I'm going to now try a new strategy. This is called stochastic gradient descent, which means the gradient of each loss is estimated each sample at a time and the model is updated along the way with a decreasing learning rate. How it exactly works, I have no idea, but I found it on sklearn as a good model to try, so here it goes!

In [10]:
from sklearn.linear_model import SGDClassifier


sgd = SGDClassifier(loss='log', penalty='l2')
sgd.fit(training[features], training['crime'])
predicted = np.array(sgd.predict_proba(validation[features]))
sgd_log_loss = log_loss(validation['crime'], predicted) 

print sgd_log_loss

2.58323102569


That's a pretty great result!
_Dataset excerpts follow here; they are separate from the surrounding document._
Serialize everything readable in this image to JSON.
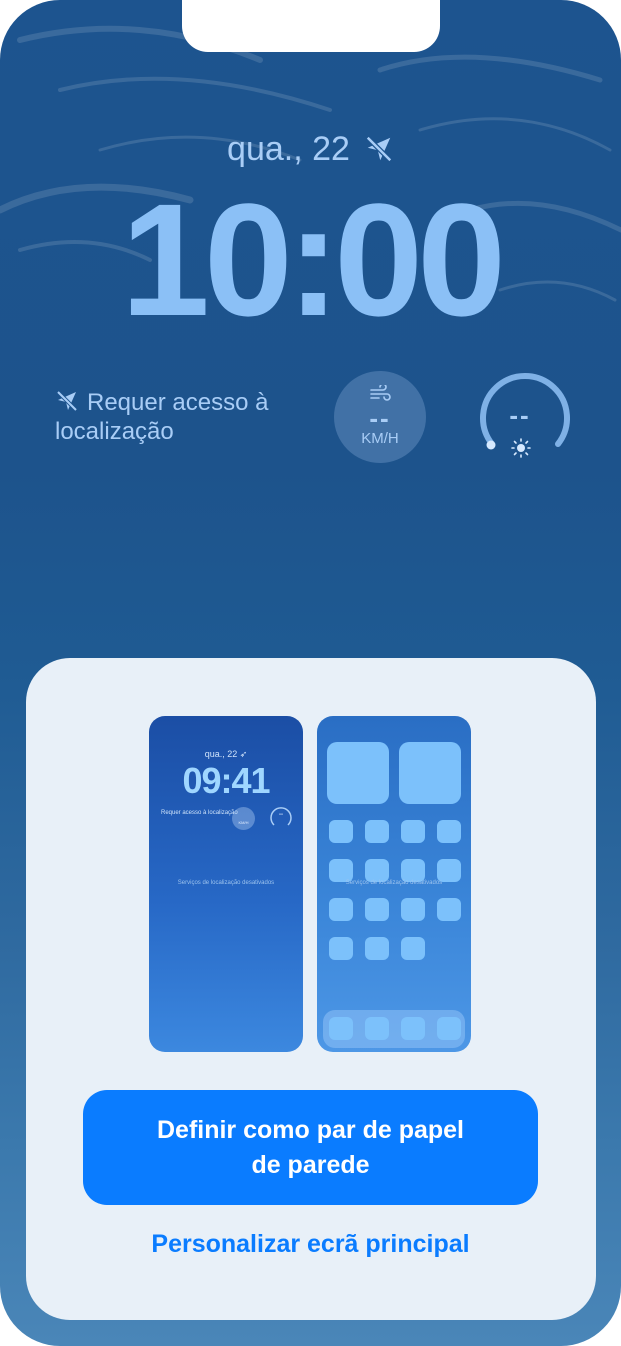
{
  "lock_screen": {
    "date": "qua., 22",
    "time": "10:00",
    "location_widget_text": "Requer acesso à localização",
    "wind_widget": {
      "value": "--",
      "unit": "KM/H"
    },
    "uv_widget": {
      "value": "--"
    }
  },
  "sheet": {
    "lock_preview": {
      "date": "qua., 22",
      "time": "09:41",
      "location_text": "Requer acesso à localização",
      "wind_unit": "KM/H",
      "gauge_value": "--",
      "services_text": "Serviços de localização desativados"
    },
    "home_preview": {
      "services_text": "Serviços de localização desativados"
    },
    "primary_button_label": "Definir como par de papel de parede",
    "secondary_link_label": "Personalizar ecrã principal"
  },
  "colors": {
    "accent": "#0a7cff",
    "sheet_background": "#e8f0f8",
    "wallpaper_top": "#1d548f",
    "clock_text": "#8bc0f6"
  },
  "icons": {
    "location_off": "location-slash-icon",
    "wind": "wind-icon",
    "uv": "sun-icon"
  }
}
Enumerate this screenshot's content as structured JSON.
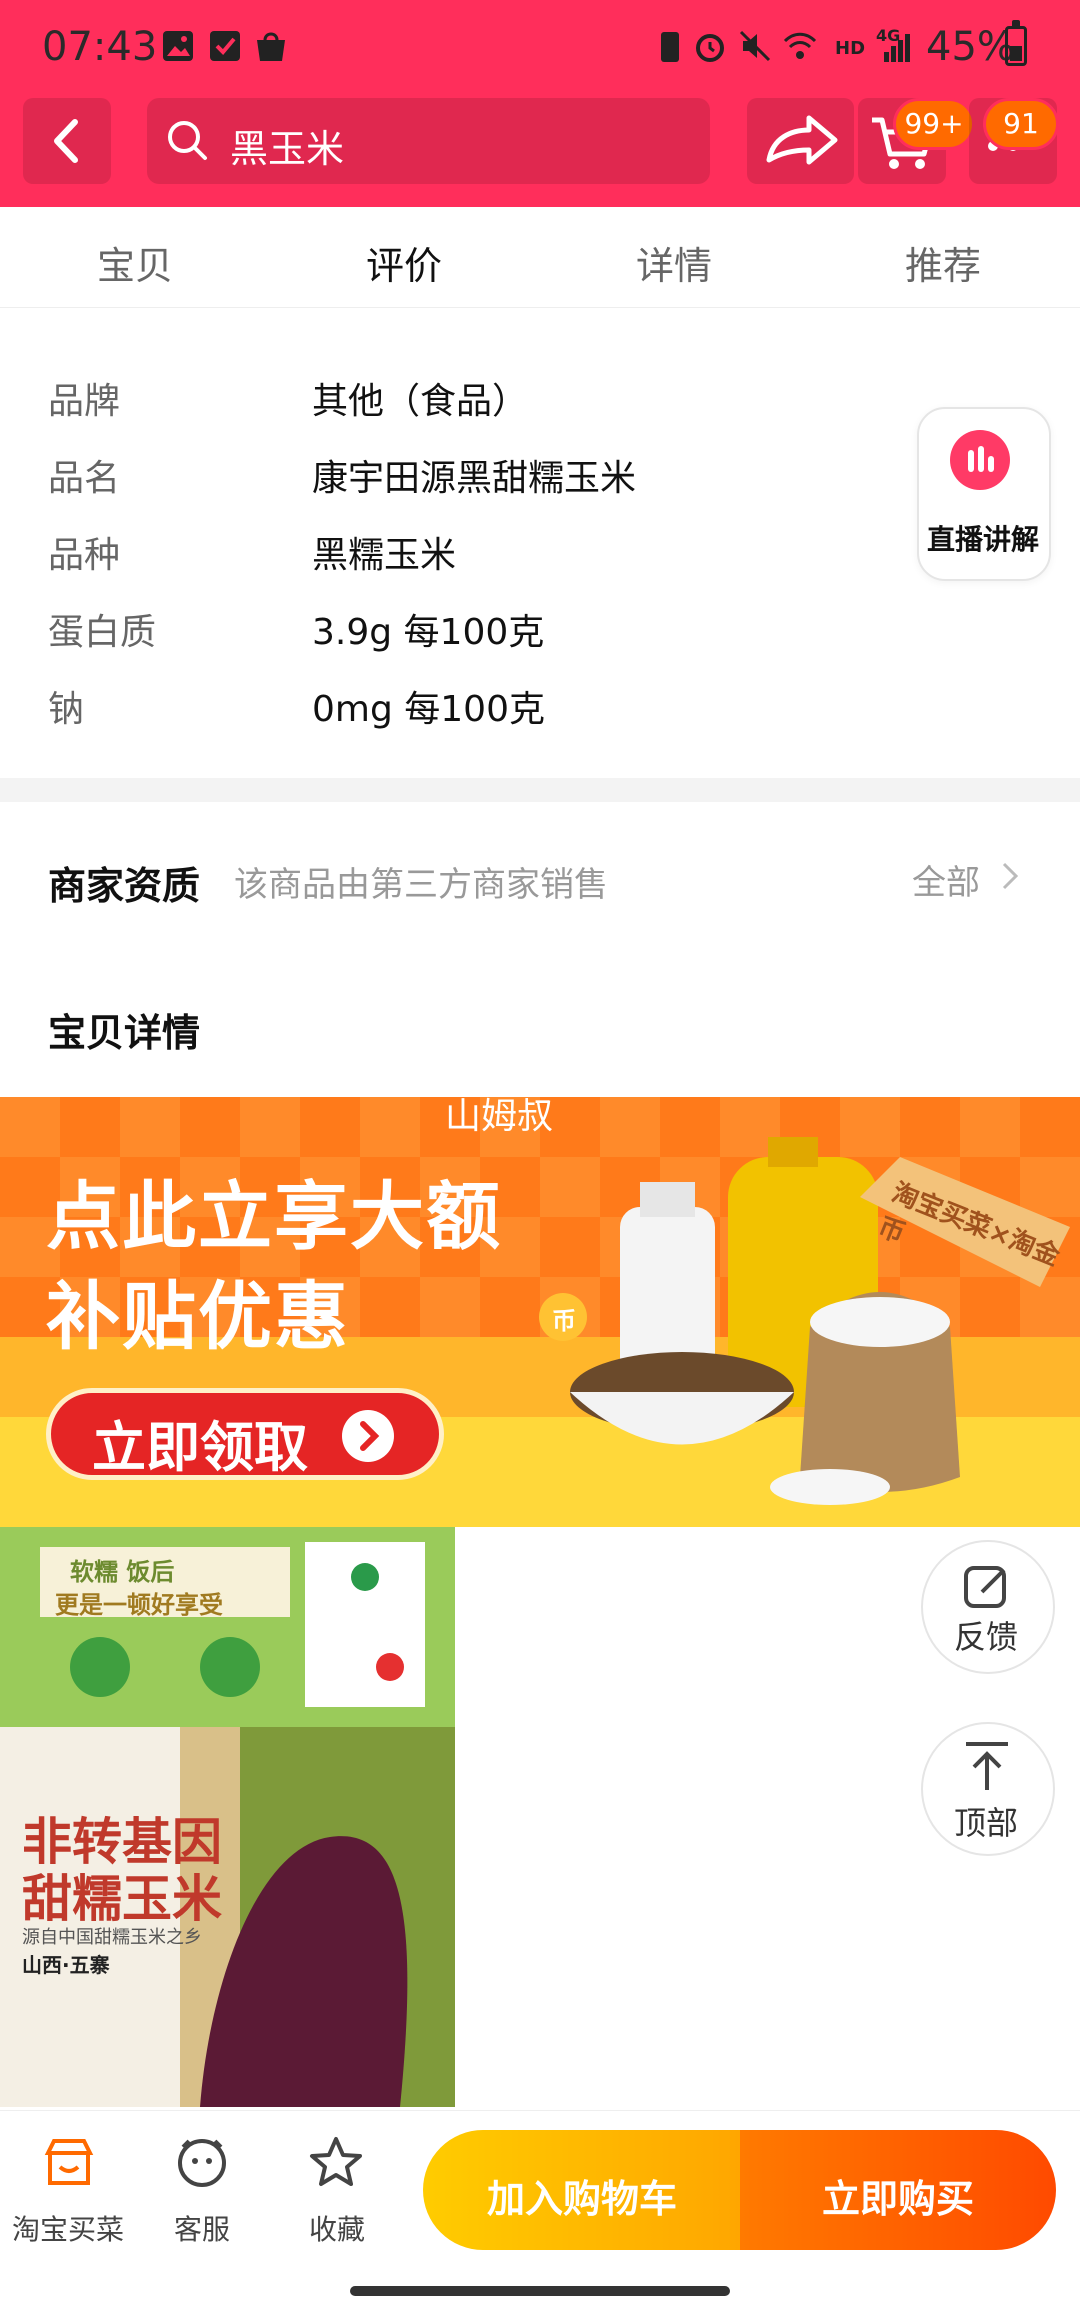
{
  "status_bar": {
    "time": "07:43",
    "battery_pct": "45%",
    "network": "4G",
    "hd": "HD"
  },
  "header": {
    "search_query": "黑玉米",
    "cart_badge": "99+",
    "msg_badge": "91"
  },
  "tabs": [
    "宝贝",
    "评价",
    "详情",
    "推荐"
  ],
  "active_tab": "评价",
  "specs": [
    {
      "label": "品牌",
      "value": "其他（食品）"
    },
    {
      "label": "品名",
      "value": "康宇田源黑甜糯玉米"
    },
    {
      "label": "品种",
      "value": "黑糯玉米"
    },
    {
      "label": "蛋白质",
      "value": "3.9g 每100克"
    },
    {
      "label": "钠",
      "value": "0mg 每100克"
    }
  ],
  "live_label": "直播讲解",
  "merchant": {
    "title": "商家资质",
    "desc": "该商品由第三方商家销售",
    "all": "全部"
  },
  "detail_title": "宝贝详情",
  "banner": {
    "top": "山姆叔",
    "line1": "点此立享大额",
    "line2": "补贴优惠",
    "button": "立即领取",
    "sign": "淘宝买菜×淘金币",
    "coin": "币"
  },
  "product_image": {
    "cert_text1": "软糯 饭后",
    "cert_text2": "更是一顿好享受",
    "headline1": "非转基因",
    "headline2": "甜糯玉米",
    "sub": "源自中国甜糯玉米之乡",
    "origin": "山西·五寨"
  },
  "floating": {
    "feedback": "反馈",
    "top": "顶部"
  },
  "bottom_bar": {
    "shop": "淘宝买菜",
    "service": "客服",
    "fav": "收藏",
    "add_cart": "加入购物车",
    "buy_now": "立即购买"
  },
  "colors": {
    "brand_red": "#ff2e5b",
    "orange": "#ff7a1a",
    "yellow": "#ffcc00"
  }
}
Time to make another submission to kaggle! 

In [11]:
model = SGDClassifier(loss='log', penalty='l2')
model.fit(train_data[features], train_data['crime'])
predicted = model.predict_proba(test_data[features])

result=pd.DataFrame(predicted, columns=le_crime.classes_)
result.to_csv('testResult2.csv', index = True, index_label = 'Id' )


This model achieved a score of: 2.58433, which was slightly lower than my previous score of 2.58376. But overall, the scores are pretty similar.  

In [None]:
mapdata = np.loadtxt("./sf_map_copyright_openstreetmap_contributors.txt")
plt.imshow(mapdata, cmap = plt.get_cmap('gray'))
plt.show()



# OOH! LOOK AT THE PRETTY MAP OF SAN FRANCISCO! NOICE!